What is structured and unstructured data in AI?
Understand the difference and why it matters with this simple guide.
Glenn Jaume
Product Manager at Coda
AI · 4 min read
What is structured and unstructured data?
In the context of AI models, structured and unstructured data can refer to both the information it can access and the format of the responses it delivers (i.e., a text response, an image, a table, etc.) At its most simple:- Structured data is information that is highly organized and formatted in a way that is easily stored and searchable in relational databases (e.g., in rows and columns). Think of a spreadsheet of financial records or a table of customer information from your CRM.
- Unstructured data does not have a pre-defined format and cannot easily fit into a traditional database of columns and rows. Think written content like docs, messages, and emails, or media like videos and images.
Is unstructured or structured data better in AI?
The simple answer is that both structured and unstructured data have their place in AI, and are suited to different use cases:- Structured data is typically best for AI tasks like classification and bulk categorization, data analysis, or data retrieval (e.g., showing me all my current sales opportunities over $10k).
- Unstructured data is more suited to AI tasks like natural language processing (e.g., sentiment analysis), synthesizing or finding answers from large volumes of text, describing visual media, or transcribing voice to text.
3 examples of structured and unstructured data in AI.
When using enterprise AI, you will likely need both structured and unstructured data for different use cases—sometimes it will be one or the other, and sometimes both for a single task. Let’s take a look at what that could look like in reality.Writing a product proposal.
You’re a product manager creating a write-up for a proposed roadmap feature. You want to gather relevant internal context and data that exists about this feature to help make your case.- Structured data: You want to include evidence for why you should prioritize building this feature now, so you ask AI what recent deals you’ve lost due to this feature not existing. The AI returns a table of lost deals from Salesforce, filtered to include those mentioning this feature. You insert this directly into your write-up.
- Unstructured data: You ask AI if this feature has been explored before. In response, it looks through your internal docs, Slack channels, and emails, and returns a summary of previous explorations and the reasons they didn’t continue.
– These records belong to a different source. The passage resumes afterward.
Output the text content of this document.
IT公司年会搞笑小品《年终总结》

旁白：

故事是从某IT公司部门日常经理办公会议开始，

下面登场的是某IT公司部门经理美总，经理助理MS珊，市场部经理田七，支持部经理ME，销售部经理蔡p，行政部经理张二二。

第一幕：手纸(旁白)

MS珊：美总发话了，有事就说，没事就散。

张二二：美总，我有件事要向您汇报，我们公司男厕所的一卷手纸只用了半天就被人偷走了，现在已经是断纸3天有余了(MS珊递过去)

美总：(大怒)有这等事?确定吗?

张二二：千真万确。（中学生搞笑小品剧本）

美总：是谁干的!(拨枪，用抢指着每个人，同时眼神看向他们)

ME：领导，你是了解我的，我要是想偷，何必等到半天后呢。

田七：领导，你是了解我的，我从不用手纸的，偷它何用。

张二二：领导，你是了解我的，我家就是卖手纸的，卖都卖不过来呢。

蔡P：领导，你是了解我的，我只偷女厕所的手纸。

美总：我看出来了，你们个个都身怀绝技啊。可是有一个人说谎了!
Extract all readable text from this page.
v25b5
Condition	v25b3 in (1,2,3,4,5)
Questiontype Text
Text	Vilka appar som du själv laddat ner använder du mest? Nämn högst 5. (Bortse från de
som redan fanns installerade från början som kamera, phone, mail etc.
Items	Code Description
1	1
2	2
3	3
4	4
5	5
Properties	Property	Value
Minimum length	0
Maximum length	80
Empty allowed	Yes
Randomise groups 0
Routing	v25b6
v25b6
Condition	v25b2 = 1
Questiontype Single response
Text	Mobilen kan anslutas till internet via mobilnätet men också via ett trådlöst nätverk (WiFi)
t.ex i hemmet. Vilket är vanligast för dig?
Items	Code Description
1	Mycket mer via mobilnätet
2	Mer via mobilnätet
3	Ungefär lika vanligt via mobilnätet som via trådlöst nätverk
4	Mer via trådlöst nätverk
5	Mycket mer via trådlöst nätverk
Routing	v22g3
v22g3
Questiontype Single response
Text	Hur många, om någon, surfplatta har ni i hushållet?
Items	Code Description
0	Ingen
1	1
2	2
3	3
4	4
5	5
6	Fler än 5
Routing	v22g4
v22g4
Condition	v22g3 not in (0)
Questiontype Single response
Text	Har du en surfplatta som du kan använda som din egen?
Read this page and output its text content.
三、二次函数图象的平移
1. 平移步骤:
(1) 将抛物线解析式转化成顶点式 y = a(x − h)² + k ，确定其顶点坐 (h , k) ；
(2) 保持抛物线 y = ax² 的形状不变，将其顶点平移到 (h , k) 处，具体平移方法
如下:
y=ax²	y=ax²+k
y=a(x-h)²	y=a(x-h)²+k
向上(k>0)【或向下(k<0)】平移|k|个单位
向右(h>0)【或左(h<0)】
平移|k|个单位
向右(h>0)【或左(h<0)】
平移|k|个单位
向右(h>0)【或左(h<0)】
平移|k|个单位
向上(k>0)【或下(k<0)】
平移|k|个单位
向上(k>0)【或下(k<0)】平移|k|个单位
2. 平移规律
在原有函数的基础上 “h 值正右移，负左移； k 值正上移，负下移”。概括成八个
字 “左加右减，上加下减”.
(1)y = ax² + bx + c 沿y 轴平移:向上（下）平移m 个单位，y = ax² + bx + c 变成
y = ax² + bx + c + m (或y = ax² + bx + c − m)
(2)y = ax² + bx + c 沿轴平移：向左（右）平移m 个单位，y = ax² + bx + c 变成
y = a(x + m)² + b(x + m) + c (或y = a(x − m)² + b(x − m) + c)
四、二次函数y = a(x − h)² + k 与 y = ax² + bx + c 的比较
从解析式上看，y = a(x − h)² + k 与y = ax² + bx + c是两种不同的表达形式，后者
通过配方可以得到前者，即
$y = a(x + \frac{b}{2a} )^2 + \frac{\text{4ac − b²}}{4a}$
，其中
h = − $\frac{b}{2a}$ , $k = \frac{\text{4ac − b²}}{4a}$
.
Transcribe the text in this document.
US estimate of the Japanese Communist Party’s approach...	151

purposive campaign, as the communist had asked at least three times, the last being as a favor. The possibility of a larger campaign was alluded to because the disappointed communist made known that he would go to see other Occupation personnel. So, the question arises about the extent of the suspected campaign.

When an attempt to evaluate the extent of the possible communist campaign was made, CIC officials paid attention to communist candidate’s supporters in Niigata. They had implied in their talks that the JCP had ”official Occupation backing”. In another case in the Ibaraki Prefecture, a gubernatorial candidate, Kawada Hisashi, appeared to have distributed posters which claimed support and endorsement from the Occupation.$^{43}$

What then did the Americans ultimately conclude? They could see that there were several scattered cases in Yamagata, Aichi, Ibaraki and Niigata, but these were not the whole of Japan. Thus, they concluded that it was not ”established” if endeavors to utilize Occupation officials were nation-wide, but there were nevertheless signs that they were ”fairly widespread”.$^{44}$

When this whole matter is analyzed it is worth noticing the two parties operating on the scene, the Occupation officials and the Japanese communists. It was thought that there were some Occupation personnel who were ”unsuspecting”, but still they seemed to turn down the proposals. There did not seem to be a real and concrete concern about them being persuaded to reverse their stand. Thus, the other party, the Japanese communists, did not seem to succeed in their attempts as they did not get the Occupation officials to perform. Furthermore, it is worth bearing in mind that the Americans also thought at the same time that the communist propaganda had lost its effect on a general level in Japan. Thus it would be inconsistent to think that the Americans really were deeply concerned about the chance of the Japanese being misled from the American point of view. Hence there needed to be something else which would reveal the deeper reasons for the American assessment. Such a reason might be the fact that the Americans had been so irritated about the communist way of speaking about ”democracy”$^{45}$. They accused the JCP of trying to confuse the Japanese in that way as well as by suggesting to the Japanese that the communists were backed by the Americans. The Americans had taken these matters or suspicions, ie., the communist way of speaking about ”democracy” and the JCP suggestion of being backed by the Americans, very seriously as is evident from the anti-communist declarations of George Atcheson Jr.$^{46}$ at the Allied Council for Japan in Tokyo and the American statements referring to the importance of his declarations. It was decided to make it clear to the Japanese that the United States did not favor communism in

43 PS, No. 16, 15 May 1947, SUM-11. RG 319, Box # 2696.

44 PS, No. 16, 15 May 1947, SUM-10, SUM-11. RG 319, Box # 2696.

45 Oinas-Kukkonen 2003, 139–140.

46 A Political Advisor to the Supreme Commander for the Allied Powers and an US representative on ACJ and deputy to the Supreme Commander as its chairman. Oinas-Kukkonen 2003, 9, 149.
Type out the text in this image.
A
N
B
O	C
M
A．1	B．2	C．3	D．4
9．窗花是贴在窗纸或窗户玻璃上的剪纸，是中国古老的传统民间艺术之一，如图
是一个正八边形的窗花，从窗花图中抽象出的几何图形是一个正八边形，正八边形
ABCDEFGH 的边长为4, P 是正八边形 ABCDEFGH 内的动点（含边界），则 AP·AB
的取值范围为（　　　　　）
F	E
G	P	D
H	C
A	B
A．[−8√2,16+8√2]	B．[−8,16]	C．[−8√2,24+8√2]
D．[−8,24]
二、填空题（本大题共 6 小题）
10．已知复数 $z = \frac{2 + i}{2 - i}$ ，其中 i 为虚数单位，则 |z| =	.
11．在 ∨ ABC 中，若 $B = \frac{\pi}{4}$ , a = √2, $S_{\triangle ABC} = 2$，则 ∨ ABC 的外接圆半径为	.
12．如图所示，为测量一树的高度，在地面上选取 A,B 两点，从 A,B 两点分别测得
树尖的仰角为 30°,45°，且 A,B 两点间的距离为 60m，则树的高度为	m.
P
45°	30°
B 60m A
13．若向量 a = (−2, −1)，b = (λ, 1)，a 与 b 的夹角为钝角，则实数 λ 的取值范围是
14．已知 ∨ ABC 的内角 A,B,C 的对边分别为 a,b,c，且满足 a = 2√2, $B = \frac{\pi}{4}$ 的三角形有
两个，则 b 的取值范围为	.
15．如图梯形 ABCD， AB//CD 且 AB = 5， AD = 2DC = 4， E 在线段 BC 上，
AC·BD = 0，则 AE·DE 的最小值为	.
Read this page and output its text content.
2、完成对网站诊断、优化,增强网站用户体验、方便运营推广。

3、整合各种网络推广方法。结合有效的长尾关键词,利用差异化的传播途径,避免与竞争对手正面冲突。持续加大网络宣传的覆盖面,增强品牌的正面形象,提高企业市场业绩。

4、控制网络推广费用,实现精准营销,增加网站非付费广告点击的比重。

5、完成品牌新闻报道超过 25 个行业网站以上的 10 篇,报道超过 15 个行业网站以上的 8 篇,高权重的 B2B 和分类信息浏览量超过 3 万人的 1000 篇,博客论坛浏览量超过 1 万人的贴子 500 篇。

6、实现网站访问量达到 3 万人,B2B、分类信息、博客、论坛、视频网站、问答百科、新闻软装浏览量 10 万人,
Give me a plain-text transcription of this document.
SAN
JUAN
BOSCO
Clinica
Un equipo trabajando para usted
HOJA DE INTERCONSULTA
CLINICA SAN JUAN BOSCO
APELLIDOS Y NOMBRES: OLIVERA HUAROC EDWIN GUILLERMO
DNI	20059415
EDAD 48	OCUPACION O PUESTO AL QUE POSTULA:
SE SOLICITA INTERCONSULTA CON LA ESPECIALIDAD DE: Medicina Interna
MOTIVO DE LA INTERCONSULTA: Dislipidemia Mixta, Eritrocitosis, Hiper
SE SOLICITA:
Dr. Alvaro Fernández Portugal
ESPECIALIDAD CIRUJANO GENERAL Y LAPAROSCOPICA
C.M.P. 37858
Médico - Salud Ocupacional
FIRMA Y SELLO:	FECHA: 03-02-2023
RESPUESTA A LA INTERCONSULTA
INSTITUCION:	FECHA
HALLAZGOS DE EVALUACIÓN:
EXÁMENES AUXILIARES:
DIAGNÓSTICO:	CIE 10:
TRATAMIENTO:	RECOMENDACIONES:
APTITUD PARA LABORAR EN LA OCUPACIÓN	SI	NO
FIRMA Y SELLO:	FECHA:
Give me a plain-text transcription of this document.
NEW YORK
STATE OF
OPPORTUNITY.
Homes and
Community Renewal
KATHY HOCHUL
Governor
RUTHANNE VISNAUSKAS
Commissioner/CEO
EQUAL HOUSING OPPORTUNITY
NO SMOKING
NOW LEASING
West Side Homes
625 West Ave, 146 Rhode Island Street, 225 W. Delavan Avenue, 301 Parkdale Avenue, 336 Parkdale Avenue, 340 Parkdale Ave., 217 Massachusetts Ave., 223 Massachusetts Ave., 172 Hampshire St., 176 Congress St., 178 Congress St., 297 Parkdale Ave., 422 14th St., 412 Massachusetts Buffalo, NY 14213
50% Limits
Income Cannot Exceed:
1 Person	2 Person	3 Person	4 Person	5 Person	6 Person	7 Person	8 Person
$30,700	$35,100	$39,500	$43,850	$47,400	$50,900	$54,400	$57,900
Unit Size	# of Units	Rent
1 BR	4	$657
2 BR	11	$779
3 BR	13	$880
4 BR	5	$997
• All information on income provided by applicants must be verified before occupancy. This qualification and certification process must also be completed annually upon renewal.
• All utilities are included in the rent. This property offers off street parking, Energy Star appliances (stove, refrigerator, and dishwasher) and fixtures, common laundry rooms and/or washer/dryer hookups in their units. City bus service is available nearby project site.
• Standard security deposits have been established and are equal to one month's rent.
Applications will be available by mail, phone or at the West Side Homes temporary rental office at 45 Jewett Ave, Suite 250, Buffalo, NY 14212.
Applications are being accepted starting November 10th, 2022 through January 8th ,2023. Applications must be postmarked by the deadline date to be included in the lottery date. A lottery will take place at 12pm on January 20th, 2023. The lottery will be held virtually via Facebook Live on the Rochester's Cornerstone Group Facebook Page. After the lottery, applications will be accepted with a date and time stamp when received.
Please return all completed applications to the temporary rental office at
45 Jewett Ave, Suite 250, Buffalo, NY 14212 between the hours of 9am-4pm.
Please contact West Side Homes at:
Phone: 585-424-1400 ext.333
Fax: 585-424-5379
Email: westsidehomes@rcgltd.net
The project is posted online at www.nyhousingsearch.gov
You add this context to your write-up to provide some background.
Sending a project update.
You’re a project lead and want to send an update on progress in the last week.- Structured data: You also want to include an overview of progress, so ask AI for project tasks that are completed, blocked, and on track. The AI returns a filtered table of tasks from Asana, so you can insert it into the update without having to link out or screenshot your tasks.
- Unstructured data: You ask AI to summarize that week’s stakeholder meeting. After analyzing your meeting notes, it provides a brief summary of the main decisions and action items, which you insert into your update.
Planning your next sprint.
You’re an engineering leader working on a new feature and are planning what needs to be prioritized in the next sprint.- Structured data: You also want to see progress on this project so far, so ask AI for an update. You receive back a view of all the related issues from Jira, including how complete they are, so you get an overview without switching between tools.
- Unstructured data: You want to check the agreed scope for the feature, so you ask AI to show you the product requirements. It retrieves them from your internal documents and summarizes them for you.